Interestingly, the whole factory is environment-friendly and energy-efficient as it utilises only the water from the cane itself for production, produces its own energy and even offers excess energy to the township. The factory is surrounded by thousands of trees planted as part of a green initiative. Anti-pollution measures taken by Ravalgaon include an effluent treatment plant and fly-ash arresters in boilers. Ravalgaon has its own industrial machinery division, now managed by a Ravalgaon Group company, Acrow India Ltd.

The Ravalgaon website is fun-filled and informative; definitely, the ‘products’ and ‘factory floor’ pages are a must-visit for children, who will find the illustrations irresistible. In a Mary Poppins-like touch, Ravalgaon describes its Tutty Fruity candy as ‘a bubbilicious, tuttilicious, yummilicious, fruitlicious pink toffee’ that reminds you of ice cream.

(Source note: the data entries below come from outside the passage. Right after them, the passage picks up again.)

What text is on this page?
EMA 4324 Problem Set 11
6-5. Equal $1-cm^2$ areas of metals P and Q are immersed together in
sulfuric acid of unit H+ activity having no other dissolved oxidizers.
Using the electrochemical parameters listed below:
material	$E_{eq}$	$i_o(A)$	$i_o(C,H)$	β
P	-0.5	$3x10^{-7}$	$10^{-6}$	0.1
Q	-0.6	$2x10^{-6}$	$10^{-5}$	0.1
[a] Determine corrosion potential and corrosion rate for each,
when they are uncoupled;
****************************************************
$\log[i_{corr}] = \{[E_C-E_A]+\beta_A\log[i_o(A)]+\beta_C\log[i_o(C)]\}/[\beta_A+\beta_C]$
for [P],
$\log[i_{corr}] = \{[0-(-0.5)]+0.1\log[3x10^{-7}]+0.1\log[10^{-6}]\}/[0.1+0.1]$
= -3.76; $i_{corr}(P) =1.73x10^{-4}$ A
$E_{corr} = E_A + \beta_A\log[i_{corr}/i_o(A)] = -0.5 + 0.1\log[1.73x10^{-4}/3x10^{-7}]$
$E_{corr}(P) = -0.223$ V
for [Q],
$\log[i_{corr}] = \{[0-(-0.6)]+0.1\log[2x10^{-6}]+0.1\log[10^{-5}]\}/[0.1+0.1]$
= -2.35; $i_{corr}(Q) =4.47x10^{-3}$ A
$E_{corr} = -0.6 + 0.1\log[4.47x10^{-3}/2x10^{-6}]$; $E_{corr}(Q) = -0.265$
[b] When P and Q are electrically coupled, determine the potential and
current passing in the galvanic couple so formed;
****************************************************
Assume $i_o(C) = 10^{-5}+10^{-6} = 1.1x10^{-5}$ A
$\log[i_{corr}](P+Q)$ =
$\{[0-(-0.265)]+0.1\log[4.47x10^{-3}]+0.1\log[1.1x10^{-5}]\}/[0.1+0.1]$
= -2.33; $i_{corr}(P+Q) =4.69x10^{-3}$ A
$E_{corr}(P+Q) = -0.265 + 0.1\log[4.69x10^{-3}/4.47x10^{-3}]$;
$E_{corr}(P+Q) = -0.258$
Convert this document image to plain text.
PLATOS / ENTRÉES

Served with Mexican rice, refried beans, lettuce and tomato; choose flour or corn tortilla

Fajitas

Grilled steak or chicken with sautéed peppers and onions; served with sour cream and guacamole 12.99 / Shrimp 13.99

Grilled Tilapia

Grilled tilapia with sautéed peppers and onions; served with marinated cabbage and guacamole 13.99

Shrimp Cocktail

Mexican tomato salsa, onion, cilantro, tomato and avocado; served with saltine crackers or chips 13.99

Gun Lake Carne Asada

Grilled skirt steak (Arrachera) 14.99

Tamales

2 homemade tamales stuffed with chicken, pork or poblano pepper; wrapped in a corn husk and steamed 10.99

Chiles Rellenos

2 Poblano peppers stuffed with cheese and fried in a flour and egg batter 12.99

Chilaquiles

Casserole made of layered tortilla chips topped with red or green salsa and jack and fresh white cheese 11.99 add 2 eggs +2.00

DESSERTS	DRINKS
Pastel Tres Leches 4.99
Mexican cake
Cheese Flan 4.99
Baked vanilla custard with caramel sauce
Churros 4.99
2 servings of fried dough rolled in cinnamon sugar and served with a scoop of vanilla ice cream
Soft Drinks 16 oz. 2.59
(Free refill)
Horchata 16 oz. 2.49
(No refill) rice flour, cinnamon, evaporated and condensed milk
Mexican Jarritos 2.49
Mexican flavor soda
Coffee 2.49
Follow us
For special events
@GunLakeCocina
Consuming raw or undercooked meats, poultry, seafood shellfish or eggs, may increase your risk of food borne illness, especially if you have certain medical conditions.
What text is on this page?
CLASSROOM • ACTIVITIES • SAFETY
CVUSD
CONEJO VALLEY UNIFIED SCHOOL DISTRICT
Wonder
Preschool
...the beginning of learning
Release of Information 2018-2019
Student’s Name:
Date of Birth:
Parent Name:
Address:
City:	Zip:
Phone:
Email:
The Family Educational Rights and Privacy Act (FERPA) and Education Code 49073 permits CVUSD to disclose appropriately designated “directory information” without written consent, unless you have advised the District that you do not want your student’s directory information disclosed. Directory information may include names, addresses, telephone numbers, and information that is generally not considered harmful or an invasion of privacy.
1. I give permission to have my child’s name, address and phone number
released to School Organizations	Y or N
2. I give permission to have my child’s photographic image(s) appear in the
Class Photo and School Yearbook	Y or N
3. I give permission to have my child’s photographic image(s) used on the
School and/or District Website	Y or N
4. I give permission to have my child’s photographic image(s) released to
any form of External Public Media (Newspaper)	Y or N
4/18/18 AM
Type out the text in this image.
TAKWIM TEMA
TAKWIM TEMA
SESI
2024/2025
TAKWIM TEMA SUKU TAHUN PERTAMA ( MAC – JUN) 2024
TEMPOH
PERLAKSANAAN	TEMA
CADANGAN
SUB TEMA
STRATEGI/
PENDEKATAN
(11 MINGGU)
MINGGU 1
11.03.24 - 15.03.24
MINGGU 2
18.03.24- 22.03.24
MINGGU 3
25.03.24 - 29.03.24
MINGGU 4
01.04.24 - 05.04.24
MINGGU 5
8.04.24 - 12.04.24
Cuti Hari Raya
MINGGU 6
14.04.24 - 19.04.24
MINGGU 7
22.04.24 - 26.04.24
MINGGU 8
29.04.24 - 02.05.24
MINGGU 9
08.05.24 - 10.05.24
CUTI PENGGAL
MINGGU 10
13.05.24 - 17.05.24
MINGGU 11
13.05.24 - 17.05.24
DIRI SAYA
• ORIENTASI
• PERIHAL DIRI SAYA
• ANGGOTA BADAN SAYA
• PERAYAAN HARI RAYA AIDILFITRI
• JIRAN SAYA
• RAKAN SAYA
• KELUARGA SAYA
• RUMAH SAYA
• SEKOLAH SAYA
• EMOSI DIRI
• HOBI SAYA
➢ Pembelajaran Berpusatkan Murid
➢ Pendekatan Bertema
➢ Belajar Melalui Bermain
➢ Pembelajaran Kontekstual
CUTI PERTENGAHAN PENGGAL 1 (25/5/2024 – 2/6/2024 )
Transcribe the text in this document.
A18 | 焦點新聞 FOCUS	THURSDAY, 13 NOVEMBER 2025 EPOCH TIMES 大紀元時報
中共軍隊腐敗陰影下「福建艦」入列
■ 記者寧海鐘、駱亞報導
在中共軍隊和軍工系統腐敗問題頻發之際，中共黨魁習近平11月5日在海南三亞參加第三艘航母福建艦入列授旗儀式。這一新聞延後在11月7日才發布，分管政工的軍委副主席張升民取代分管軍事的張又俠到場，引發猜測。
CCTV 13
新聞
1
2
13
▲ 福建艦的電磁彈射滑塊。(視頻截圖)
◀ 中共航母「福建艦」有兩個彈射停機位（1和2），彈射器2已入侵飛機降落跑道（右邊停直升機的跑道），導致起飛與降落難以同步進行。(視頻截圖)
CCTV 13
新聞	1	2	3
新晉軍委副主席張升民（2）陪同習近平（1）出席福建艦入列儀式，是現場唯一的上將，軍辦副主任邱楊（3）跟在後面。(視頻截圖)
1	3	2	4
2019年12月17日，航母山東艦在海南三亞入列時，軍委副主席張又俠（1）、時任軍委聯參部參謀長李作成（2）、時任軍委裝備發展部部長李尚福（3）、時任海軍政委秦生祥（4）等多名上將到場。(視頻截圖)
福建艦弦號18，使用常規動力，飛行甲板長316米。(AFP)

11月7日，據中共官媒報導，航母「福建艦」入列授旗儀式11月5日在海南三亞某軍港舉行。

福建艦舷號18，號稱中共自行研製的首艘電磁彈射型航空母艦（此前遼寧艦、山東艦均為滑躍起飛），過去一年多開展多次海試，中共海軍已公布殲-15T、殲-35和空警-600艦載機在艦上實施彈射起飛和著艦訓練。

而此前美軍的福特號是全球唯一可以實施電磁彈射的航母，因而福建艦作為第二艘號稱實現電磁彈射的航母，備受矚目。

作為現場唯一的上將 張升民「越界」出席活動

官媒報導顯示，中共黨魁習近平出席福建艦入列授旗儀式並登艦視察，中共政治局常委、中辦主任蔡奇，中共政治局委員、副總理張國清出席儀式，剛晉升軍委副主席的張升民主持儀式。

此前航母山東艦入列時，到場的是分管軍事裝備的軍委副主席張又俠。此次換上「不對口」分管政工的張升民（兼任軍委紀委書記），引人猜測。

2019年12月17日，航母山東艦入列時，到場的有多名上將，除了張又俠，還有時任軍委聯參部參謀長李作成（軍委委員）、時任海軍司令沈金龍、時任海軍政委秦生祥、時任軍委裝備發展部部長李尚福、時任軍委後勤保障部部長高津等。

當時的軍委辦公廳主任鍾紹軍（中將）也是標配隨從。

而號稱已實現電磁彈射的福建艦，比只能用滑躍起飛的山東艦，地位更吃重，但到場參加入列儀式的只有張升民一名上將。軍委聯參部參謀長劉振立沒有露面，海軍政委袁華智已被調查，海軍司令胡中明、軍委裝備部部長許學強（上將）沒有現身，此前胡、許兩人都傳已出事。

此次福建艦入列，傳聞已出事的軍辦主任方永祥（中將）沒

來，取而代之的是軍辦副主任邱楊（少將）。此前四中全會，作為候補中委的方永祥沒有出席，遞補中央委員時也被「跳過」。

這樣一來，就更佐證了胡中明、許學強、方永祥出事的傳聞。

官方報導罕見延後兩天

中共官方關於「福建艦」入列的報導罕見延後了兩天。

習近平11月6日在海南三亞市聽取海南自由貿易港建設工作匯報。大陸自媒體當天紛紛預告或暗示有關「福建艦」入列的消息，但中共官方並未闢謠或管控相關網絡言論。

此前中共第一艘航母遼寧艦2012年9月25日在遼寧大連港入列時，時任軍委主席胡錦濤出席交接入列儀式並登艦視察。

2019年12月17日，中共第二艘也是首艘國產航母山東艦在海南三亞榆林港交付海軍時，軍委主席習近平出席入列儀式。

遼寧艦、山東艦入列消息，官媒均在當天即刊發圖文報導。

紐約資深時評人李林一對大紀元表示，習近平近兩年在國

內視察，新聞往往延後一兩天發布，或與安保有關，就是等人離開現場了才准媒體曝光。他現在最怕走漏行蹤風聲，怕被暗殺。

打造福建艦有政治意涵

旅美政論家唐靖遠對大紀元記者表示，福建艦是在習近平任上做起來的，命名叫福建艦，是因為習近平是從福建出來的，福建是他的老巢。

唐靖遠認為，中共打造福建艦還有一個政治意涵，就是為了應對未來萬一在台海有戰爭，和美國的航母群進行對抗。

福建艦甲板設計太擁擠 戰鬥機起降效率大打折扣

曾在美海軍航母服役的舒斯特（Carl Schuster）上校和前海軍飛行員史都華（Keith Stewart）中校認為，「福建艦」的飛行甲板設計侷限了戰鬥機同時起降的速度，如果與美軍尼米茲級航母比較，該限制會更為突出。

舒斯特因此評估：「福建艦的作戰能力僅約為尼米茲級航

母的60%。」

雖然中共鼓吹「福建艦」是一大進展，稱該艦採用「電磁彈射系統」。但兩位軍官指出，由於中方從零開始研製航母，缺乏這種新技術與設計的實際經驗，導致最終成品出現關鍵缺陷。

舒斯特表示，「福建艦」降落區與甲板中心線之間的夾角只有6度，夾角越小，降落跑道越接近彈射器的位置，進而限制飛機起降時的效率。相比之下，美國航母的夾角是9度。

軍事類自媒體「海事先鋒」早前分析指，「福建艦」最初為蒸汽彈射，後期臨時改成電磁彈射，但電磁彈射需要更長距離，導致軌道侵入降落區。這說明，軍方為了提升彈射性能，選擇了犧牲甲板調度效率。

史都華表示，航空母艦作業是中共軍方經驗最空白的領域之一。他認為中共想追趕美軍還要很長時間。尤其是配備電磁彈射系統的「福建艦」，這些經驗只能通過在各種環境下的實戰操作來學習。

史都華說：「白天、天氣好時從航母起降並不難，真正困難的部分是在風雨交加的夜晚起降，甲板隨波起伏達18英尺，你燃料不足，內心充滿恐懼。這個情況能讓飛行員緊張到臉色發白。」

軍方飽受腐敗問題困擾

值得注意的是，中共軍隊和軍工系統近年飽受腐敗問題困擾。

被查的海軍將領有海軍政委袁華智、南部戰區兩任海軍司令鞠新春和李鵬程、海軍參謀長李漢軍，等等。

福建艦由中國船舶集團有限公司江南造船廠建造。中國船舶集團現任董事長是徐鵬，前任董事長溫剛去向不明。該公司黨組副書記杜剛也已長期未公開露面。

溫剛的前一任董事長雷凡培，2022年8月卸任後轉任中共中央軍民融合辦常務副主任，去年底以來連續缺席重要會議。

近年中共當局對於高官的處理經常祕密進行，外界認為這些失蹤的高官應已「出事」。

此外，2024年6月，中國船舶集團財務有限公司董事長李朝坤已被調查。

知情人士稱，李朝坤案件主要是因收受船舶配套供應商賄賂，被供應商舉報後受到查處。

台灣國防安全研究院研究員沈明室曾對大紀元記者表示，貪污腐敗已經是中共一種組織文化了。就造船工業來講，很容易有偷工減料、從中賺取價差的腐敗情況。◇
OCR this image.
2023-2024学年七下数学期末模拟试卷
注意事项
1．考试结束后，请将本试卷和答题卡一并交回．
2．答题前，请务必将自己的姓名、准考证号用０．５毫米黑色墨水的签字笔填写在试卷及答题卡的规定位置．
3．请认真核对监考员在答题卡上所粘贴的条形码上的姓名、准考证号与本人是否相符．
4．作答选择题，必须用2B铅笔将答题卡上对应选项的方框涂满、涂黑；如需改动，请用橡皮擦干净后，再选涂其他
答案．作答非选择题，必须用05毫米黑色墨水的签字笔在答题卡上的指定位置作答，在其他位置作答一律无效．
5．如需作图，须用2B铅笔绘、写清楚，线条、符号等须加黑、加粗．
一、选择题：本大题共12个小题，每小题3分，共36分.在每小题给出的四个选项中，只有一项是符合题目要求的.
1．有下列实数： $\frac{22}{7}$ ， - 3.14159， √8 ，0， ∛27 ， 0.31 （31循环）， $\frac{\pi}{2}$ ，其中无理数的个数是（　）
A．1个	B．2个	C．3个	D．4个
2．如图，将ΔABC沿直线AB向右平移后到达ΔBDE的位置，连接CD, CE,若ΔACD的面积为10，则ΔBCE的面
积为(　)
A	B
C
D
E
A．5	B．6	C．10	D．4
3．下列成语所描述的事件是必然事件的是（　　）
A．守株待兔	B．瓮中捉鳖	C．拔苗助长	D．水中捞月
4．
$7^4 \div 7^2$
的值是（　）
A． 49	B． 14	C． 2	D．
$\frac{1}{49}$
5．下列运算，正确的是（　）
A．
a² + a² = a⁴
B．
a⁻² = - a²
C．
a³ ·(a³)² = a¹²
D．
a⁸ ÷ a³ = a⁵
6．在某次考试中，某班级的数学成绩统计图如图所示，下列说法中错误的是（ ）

The Indian confectionery market (sugar, chocolate and gum candy) is a volume-driven sector. It is seeing major changes including a shift away from traditional hard-boiled toffees and candies to chocolate. Pricing and appearance play major roles, which means that innovation in flavours alone is not enough: the packaging, shape and texture of the sweets have to be constantly changed to appeal to the consumers’ palates.

More than 50 per cent of this market is said to be controlled by the unorganised sector. While this could impact future sales, Ravalgaon is confident that it will continue to bring ‘sweet smiles on millions of faces’ for many years to come.